The Effects of Tolazoline, Nitroprusside, Nitroglycerin, Isoproterenol and Hydralazine on Pulmonary Circulation Early after Heart Valve Replacement

M. J. Goenen1 , L. Leenaert1 , M. Petein1 , H. Pouleur2 , P. Jaumin3 , J. Tremouroux1
  • 1Intensive Care Unit,
  • 2Department of Physiopathology,
  • 3Department of Thoracic Surgery, University Hospital Saint-Luc, University of Louvain, Brussels, Belgium
Further Information

Publication History

1982

Publication Date:
28 May 2008 (online)

Summary

The choice of an optimal vasodilator therapy in the management of patients with pulmonary hypertension remains controversial, particularly after cardiac surgery. Accordingly, we compared the effects of various drugs on the pulmonary vascular resistance in 12 patients with pulmonary hypertension prior to surgery. The hemodynamic studies were carried out 24 hours after operation in clinically stable patients under respiratory support (paCO2 35-38 mmHg, arterial O2 saturation 92% to 98%). After control measurements, the agents were administered in the following sequence: tolazoline 2.5 μg/kg/min, nitroprusside 2.5 μg/kg/min, nitroglycerin 1 μg/kg/min, isoproterenol 0,015 μg/kg/min and hydralazine 0.1 mg/kg. The arterial blood pressure, heart rate and cardiac index (CI) were allowed to return to control levels between the drugs. The systemic vascular resistance index decreased significantly with all drugs (respectively 34%, 40%, 20%, 34% and 33%) and Cl increased by 30%, 25%, 14%, 34% and 26% respectively. Pulmonary vascular resistance index (PVRI), elevated during control (580 ± 150 dynes × sec × cm-5 × m2, was significantly reduced by tolazoline (-24%), nitroprusside (-46%), nitroglycerin (-26%), isoproterenol (-27%), but not by hydralazine (+5% NS) (all values p < 0.05).
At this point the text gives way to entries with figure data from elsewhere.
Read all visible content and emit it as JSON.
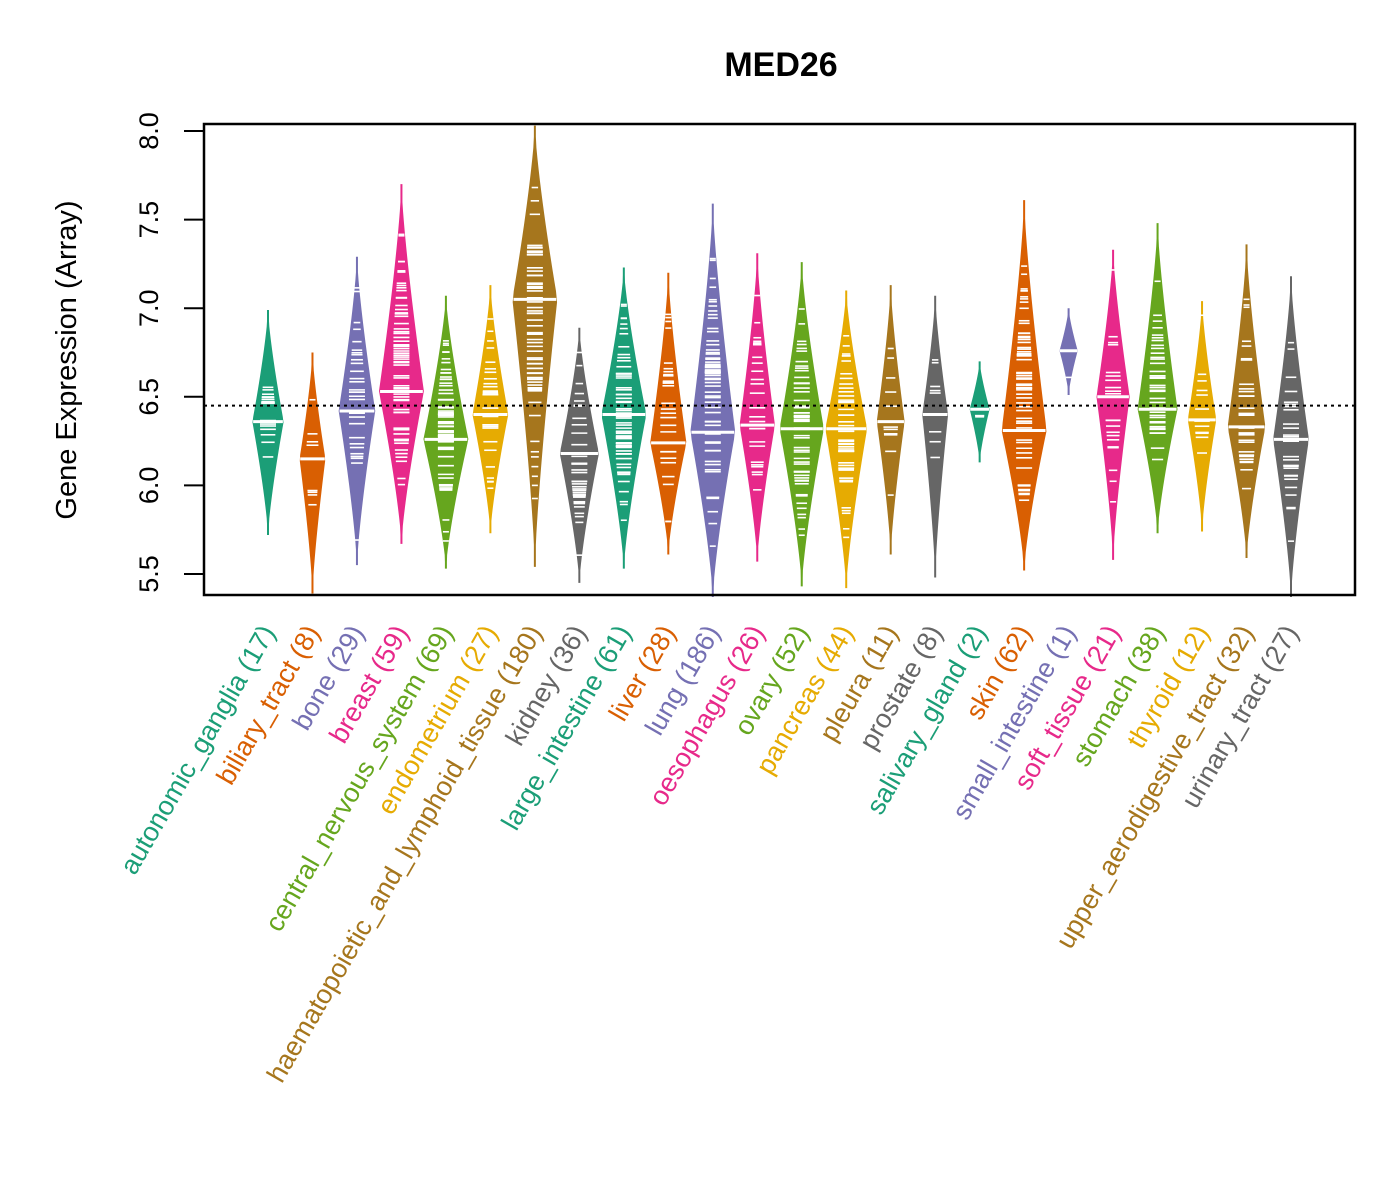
{
  "chart_data": {
    "type": "violin",
    "title": "MED26",
    "xlabel": "",
    "ylabel": "Gene Expression (Array)",
    "ylim": [
      5.38,
      8.04
    ],
    "yticks": [
      5.5,
      6.0,
      6.5,
      7.0,
      7.5,
      8.0
    ],
    "ytick_labels": [
      "5.5",
      "6.0",
      "6.5",
      "7.0",
      "7.5",
      "8.0"
    ],
    "reference_line": {
      "value": 6.45,
      "style": "dotted"
    },
    "grid": false,
    "legend": "none",
    "categories": [
      {
        "name": "autonomic_ganglia",
        "n": 17,
        "label": "autonomic_ganglia (17)",
        "color": "#1B9E77",
        "min": 5.72,
        "median": 6.36,
        "max": 6.99
      },
      {
        "name": "biliary_tract",
        "n": 8,
        "label": "biliary_tract (8)",
        "color": "#D95F02",
        "min": 5.39,
        "median": 6.15,
        "max": 6.75
      },
      {
        "name": "bone",
        "n": 29,
        "label": "bone (29)",
        "color": "#7570B3",
        "min": 5.55,
        "median": 6.42,
        "max": 7.29
      },
      {
        "name": "breast",
        "n": 59,
        "label": "breast (59)",
        "color": "#E7298A",
        "min": 5.67,
        "median": 6.53,
        "max": 7.7
      },
      {
        "name": "central_nervous_system",
        "n": 69,
        "label": "central_nervous_system (69)",
        "color": "#66A61E",
        "min": 5.53,
        "median": 6.26,
        "max": 7.07
      },
      {
        "name": "endometrium",
        "n": 27,
        "label": "endometrium (27)",
        "color": "#E6AB02",
        "min": 5.73,
        "median": 6.4,
        "max": 7.13
      },
      {
        "name": "haematopoietic_and_lymphoid_tissue",
        "n": 180,
        "label": "haematopoietic_and_lymphoid_tissue (180)",
        "color": "#A6761D",
        "min": 5.54,
        "median": 7.05,
        "max": 8.03
      },
      {
        "name": "kidney",
        "n": 36,
        "label": "kidney (36)",
        "color": "#666666",
        "min": 5.45,
        "median": 6.18,
        "max": 6.89
      },
      {
        "name": "large_intestine",
        "n": 61,
        "label": "large_intestine (61)",
        "color": "#1B9E77",
        "min": 5.53,
        "median": 6.4,
        "max": 7.23
      },
      {
        "name": "liver",
        "n": 28,
        "label": "liver (28)",
        "color": "#D95F02",
        "min": 5.61,
        "median": 6.24,
        "max": 7.2
      },
      {
        "name": "lung",
        "n": 186,
        "label": "lung (186)",
        "color": "#7570B3",
        "min": 5.37,
        "median": 6.3,
        "max": 7.59
      },
      {
        "name": "oesophagus",
        "n": 26,
        "label": "oesophagus (26)",
        "color": "#E7298A",
        "min": 5.57,
        "median": 6.34,
        "max": 7.31
      },
      {
        "name": "ovary",
        "n": 52,
        "label": "ovary (52)",
        "color": "#66A61E",
        "min": 5.43,
        "median": 6.32,
        "max": 7.26
      },
      {
        "name": "pancreas",
        "n": 44,
        "label": "pancreas (44)",
        "color": "#E6AB02",
        "min": 5.42,
        "median": 6.32,
        "max": 7.1
      },
      {
        "name": "pleura",
        "n": 11,
        "label": "pleura (11)",
        "color": "#A6761D",
        "min": 5.61,
        "median": 6.36,
        "max": 7.13
      },
      {
        "name": "prostate",
        "n": 8,
        "label": "prostate (8)",
        "color": "#666666",
        "min": 5.48,
        "median": 6.4,
        "max": 7.07
      },
      {
        "name": "salivary_gland",
        "n": 2,
        "label": "salivary_gland (2)",
        "color": "#1B9E77",
        "min": 6.13,
        "median": 6.43,
        "max": 6.7
      },
      {
        "name": "skin",
        "n": 62,
        "label": "skin (62)",
        "color": "#D95F02",
        "min": 5.52,
        "median": 6.31,
        "max": 7.61
      },
      {
        "name": "small_intestine",
        "n": 1,
        "label": "small_intestine (1)",
        "color": "#7570B3",
        "min": 6.51,
        "median": 6.76,
        "max": 7.0
      },
      {
        "name": "soft_tissue",
        "n": 21,
        "label": "soft_tissue (21)",
        "color": "#E7298A",
        "min": 5.58,
        "median": 6.5,
        "max": 7.33
      },
      {
        "name": "stomach",
        "n": 38,
        "label": "stomach (38)",
        "color": "#66A61E",
        "min": 5.73,
        "median": 6.43,
        "max": 7.48
      },
      {
        "name": "thyroid",
        "n": 12,
        "label": "thyroid (12)",
        "color": "#E6AB02",
        "min": 5.74,
        "median": 6.37,
        "max": 7.04
      },
      {
        "name": "upper_aerodigestive_tract",
        "n": 32,
        "label": "upper_aerodigestive_tract (32)",
        "color": "#A6761D",
        "min": 5.59,
        "median": 6.33,
        "max": 7.36
      },
      {
        "name": "urinary_tract",
        "n": 27,
        "label": "urinary_tract (27)",
        "color": "#666666",
        "min": 5.37,
        "median": 6.26,
        "max": 7.18
      }
    ]
  }
}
The analysis of these results, after correcting for the decrease in PVRI induced by increasing Cl, allows comparison of the effect of these drugs on the pulmonary vasculature. Nitroprusside and nitroglycerin decrease PVRI much more than expected by the increased Cl; isoproterenol and tolazoline show a direct vasodilator action but less pronounced than with the 2 former drugs and hydralazine increases PVRI despite an increased Cl. In conclusion, in patients with increased pulmonary vascular resistance after valve replacement, nitroprusside and nitroglycerin are the most effective pulmonary vasodilators and should be considered first choice drugs particularly if filling pressures and systemic vascular resistances are high. Tolazoline and isoproterenol should be used in patients with low systemic pressures and Cl. Hydralazine appears contraindicated in both clinical situations.